Le CTO devient pertinent dans plusieurs cas :
- votre PEA est plein (au-delà de 150 000 € de versements) ;
- vous voulez investir hors d’Europe en direct (actions américaines, émergentes) sans recourir à un ETF synthétique ;
- vous visez des actifs non éligibles au PEA : obligations, or physique (via ETC), matières premières, certains ETF ;
- vous cherchez une flexibilité totale, sans horizon de 5 ans ni plafond ;
- vous souhaitez ouvrir un compte pour un enfant mineur, ce que le PEA ne permet pas.
Comment ouvrir un CTO
Le CTO s’ouvre chez un courtier en ligne — souvent les mêmes que pour le PEA, auxquels s’ajoutent des courtiers tournés vers les marchés mondiaux. Comme toujours, privilégiez les frais réduits. → Comparatif des courtiers · Comment passer un ordre de bourse
Le cas de la transmission
À la différence de l’assurance vie, un CTO entre dans la succession et est soumis aux droits de succession classiques. Il existe toutefois un mécanisme favorable : au décès, les titres sont transmis aux héritiers à leur valeur du jour du décès, qui devient leur nouveau prix d’acquisition.
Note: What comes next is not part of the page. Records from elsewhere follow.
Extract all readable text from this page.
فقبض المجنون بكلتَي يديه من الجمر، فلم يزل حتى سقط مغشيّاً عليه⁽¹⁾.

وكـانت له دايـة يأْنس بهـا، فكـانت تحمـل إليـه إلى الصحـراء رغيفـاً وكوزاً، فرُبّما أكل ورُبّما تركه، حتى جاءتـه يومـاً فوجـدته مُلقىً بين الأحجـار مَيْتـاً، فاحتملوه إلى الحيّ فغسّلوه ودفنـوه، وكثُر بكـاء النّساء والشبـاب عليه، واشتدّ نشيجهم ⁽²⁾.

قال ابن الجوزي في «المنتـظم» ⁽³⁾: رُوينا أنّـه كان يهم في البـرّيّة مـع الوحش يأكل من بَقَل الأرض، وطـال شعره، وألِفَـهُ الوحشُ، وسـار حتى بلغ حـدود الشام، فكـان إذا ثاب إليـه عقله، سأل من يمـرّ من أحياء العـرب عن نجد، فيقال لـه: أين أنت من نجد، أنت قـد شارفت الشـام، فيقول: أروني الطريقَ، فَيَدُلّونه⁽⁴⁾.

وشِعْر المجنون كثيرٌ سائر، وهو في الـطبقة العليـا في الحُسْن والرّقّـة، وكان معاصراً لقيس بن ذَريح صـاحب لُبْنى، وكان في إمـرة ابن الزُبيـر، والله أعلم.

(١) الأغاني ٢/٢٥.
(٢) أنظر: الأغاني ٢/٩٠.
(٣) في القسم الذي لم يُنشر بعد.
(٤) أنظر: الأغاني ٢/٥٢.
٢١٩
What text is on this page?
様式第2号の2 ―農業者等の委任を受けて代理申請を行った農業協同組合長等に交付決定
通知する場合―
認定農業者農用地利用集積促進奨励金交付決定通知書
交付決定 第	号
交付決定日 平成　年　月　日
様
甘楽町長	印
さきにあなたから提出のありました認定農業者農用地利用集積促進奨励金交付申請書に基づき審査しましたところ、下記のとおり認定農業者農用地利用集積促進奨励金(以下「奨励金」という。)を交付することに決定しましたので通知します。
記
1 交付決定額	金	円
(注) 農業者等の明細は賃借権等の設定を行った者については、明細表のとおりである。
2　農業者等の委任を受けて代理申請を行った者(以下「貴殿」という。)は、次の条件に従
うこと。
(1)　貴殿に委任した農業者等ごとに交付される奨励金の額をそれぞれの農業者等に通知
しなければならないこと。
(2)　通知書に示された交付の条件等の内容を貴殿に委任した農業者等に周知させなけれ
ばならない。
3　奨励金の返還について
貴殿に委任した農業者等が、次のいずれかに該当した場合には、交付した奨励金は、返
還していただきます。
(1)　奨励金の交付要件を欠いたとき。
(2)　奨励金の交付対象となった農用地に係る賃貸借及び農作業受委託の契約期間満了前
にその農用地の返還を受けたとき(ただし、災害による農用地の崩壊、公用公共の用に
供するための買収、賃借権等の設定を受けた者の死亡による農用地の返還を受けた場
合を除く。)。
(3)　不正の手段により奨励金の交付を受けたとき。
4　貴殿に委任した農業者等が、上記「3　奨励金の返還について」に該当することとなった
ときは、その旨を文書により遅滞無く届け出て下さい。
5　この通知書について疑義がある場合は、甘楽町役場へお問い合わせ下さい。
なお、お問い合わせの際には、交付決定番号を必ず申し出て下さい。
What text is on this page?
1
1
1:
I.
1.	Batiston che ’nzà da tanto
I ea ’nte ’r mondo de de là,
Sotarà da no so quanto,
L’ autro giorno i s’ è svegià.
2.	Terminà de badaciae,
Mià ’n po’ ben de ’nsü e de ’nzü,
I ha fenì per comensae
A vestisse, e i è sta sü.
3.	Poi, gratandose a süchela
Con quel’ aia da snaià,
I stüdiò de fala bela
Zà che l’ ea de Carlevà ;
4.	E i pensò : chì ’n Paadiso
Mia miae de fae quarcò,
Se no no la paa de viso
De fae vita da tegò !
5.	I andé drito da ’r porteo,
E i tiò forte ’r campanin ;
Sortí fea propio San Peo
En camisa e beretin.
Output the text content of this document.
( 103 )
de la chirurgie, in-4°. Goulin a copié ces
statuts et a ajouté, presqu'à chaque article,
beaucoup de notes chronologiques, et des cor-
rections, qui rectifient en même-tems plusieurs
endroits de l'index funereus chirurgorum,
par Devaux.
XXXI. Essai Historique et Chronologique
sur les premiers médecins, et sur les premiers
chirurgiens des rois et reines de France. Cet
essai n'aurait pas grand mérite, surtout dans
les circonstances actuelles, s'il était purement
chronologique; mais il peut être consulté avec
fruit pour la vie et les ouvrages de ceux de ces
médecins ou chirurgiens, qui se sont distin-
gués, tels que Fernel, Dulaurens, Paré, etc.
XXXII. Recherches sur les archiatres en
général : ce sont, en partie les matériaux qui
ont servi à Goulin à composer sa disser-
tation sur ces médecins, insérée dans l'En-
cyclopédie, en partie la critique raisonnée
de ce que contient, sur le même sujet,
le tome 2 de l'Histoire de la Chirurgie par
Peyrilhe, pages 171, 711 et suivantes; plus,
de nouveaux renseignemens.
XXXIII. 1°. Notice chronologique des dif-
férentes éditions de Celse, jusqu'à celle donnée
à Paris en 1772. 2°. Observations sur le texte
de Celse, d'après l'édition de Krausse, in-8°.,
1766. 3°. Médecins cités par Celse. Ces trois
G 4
Les plus-values latentes accumulées du vivant du titulaire sont ainsi « purgées » — les héritiers ne paient pas d’impôt sur ces gains-là.
Questions fréquentes
C’est quoi un compte-titres ordinaire ?
Un compte permettant d’investir en bourse sans limite de montant, de géographie ni de type de titre. Sa contrepartie est l’absence d’avantage fiscal : les gains sont imposés immédiatement.
Quelle est la différence entre un PEA et un CTO ?
Le PEA offre un avantage fiscal après 5 ans mais impose des limites (plafond, titres européens, un seul par personne). Le CTO n’a aucune limite mais aucun avantage fiscal. On privilégie le PEA, et on complète avec le CTO.
Quelle est la fiscalité d’un compte-titres ?
Chaque plus-value réalisée et chaque dividende est imposé l’année même, à la flat tax de 31,4 % en 2026 (ou au barème progressif sur option).
Peut-on avoir plusieurs comptes-titres ?
Oui, sans limite de nombre, y compris chez plusieurs courtiers différents.
Peut-on ouvrir un compte-titres pour un enfant mineur ?
Oui. Contrairement au PEA (réservé aux majeurs), un CTO peut être ouvert au nom d’un enfant mineur, géré par ses représentants légaux.
Cet article a une vocation informative et pédagogique. Il ne constitue pas un conseil en investissement personnalisé. Investir comporte un risque de perte en capital ; les performances passées ne préjugent pas des performances futures. Cadre fiscal à jour pour 2026.